Una struttura come “Milano & Partners”, forte della collaborazione tra strutture pubbliche (il Comune, innanzitutto), attori sociali e imprese private, per attrarre risorse finanziarie e intellettuali, può avere un grande ruolo da svolgere: aperto, dialogante, progettuale, innovativo.
Torniamo così alla sintesi necessaria tra riflessione e velocità, progetto ed esecuzione. Con la riscoperta di un motto latino per la città produttiva: “Festìna lente”, affrettati lentamente, muoviti con sveltezza ma anche con prudenza.

La frase è attribuita dallo storico Svetonio all’imperatore Augusto ed è stata il motto di Aldo Manuzio, tipografo ed editore, nella Venezia rinascimentale al massimo del suo splendore mercantile. Piace molto al sindaco Beppe Sala e all’arcivescovo Mario Delpini, critico con la frenesia dell’arricchimento rapace che amplia gli squilibri sociali (“aumentano le disuguaglianze, c’è una parte di Milano che corre troppo e fa fin troppi profitti”). Ma anche alle imprese, quelle industriali soprattutto e quelle dei servizi legati all’economia reale, che hanno chiaro il bisogno di una nuova stagione di sostenibilità ambientale e sociale, fondata sugli investimenti (in gran parte internazionale), lavoro, qualità della vita.
L’orizzonte, così, è abbastanza chiaro: quello dell’economia circolare e civile ovvero della sostenibilità come cardine della competitività.
Nella metropoli riflessiva e veloce, ricca di intraprendenza e cultura politecnica, riformista e attenta allo sviluppo ben radicato nella responsabilità sociale, si intravvedono due colori di fondo: il green e il blue.

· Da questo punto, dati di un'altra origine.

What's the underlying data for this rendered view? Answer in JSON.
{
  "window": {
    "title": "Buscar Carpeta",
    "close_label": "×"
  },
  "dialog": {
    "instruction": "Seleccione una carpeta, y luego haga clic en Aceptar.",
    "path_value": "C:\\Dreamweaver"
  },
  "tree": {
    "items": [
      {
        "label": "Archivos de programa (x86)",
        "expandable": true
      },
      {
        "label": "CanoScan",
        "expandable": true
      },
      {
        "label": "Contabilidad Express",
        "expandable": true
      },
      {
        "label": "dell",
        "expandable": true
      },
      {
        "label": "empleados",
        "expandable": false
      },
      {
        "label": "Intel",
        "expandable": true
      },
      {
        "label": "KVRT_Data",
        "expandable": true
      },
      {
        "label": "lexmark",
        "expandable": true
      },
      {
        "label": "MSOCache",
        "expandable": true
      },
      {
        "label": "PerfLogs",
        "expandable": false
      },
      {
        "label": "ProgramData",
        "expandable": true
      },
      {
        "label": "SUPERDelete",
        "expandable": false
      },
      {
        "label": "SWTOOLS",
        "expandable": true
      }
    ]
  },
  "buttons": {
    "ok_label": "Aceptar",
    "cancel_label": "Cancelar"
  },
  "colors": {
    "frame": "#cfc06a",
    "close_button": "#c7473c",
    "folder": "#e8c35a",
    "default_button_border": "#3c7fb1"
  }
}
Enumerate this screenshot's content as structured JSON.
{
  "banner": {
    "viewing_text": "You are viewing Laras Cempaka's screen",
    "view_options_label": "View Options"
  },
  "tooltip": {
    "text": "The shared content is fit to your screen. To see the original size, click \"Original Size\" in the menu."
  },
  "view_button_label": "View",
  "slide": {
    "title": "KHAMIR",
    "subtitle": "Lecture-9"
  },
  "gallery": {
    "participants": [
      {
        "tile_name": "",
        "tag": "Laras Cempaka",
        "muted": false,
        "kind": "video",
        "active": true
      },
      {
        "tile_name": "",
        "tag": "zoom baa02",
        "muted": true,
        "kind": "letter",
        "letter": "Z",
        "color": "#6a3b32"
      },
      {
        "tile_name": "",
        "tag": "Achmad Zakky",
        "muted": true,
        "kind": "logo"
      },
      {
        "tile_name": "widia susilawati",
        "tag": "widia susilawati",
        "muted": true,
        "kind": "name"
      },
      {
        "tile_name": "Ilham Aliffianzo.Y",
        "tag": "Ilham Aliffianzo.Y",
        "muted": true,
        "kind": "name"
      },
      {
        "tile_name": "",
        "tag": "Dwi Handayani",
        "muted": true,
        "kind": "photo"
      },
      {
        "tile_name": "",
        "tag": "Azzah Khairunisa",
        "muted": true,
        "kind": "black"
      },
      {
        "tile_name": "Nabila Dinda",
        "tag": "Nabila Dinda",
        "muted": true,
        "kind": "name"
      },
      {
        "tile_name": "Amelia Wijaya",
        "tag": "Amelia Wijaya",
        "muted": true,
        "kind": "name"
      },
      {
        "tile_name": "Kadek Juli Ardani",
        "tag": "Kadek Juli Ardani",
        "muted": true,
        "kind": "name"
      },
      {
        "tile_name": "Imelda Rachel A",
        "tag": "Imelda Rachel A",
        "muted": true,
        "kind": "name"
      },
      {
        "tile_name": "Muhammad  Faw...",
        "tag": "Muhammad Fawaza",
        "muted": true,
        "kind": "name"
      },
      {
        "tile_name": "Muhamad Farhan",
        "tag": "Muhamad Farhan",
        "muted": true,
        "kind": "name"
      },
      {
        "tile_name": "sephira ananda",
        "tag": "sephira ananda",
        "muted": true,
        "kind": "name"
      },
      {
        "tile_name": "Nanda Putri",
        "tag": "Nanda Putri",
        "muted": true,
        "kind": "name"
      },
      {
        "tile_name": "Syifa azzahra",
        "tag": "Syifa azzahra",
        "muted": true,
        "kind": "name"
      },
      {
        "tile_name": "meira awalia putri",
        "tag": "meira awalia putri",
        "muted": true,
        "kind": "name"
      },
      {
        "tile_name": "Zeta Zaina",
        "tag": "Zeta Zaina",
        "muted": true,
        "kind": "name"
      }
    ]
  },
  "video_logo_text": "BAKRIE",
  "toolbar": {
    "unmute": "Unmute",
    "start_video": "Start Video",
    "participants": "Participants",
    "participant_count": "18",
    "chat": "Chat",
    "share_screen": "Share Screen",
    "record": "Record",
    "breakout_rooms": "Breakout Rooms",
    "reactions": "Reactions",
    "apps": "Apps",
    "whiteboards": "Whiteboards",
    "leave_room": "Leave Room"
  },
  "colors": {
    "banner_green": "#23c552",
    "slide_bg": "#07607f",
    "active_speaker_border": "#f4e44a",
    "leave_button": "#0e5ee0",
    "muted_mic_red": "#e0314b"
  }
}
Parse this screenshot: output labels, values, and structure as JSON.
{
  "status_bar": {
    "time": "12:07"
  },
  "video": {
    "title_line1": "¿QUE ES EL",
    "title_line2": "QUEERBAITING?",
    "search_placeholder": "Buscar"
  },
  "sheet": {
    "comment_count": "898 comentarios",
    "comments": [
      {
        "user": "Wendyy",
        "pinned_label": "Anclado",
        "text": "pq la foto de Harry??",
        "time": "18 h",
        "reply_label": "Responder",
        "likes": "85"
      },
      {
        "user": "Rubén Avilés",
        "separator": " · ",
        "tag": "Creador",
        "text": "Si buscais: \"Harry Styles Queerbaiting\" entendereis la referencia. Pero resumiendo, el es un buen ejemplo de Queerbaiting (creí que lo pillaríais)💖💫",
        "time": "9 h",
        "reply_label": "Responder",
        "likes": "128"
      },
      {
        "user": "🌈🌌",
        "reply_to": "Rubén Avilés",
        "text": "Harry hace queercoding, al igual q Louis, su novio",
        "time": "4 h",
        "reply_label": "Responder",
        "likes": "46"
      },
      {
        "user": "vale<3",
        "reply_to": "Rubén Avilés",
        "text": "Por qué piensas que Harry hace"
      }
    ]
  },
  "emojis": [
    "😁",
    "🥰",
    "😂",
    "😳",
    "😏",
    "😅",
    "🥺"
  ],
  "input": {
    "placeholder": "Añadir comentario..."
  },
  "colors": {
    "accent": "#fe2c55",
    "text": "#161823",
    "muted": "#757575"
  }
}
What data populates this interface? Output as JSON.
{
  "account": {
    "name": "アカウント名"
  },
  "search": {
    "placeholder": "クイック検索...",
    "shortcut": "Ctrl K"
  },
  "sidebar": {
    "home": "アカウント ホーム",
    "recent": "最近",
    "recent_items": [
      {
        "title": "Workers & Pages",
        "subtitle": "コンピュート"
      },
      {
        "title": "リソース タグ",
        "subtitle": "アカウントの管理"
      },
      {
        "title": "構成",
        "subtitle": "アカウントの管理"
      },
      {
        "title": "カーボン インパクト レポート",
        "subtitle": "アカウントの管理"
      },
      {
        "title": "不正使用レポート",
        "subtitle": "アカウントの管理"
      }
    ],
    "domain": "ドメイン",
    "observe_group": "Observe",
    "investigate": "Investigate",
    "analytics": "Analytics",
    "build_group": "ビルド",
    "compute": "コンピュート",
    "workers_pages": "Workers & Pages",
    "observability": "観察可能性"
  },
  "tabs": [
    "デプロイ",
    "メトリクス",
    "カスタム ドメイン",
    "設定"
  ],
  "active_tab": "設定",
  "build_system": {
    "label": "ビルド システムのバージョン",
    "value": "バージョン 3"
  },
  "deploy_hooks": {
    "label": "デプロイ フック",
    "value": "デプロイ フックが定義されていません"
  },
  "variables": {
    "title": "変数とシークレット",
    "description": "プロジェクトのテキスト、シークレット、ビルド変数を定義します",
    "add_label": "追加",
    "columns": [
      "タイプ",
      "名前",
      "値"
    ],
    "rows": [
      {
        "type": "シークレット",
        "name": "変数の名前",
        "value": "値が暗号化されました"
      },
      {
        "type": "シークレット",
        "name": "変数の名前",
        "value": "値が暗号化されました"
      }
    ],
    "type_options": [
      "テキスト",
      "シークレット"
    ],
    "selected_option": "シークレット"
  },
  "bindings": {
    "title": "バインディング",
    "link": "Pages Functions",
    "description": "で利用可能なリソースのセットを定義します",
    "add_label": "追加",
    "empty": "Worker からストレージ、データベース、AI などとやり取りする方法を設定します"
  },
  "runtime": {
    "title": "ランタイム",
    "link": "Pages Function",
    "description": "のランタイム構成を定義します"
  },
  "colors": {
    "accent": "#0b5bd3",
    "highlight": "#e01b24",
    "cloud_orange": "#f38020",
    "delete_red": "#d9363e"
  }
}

Simbolo, il primo, dell’ambiente e dei suoi valori ecologici e sociali e il secondo dell’innovazione, con le tecnologie digitali ben gestite, a “misura della persona umana”. Due colori intrecciati. Milano, con le radici nella consapevolezza storica e lo sguardo verso il futuro, può esserne buona interprete. “Festìna lente”, appunto.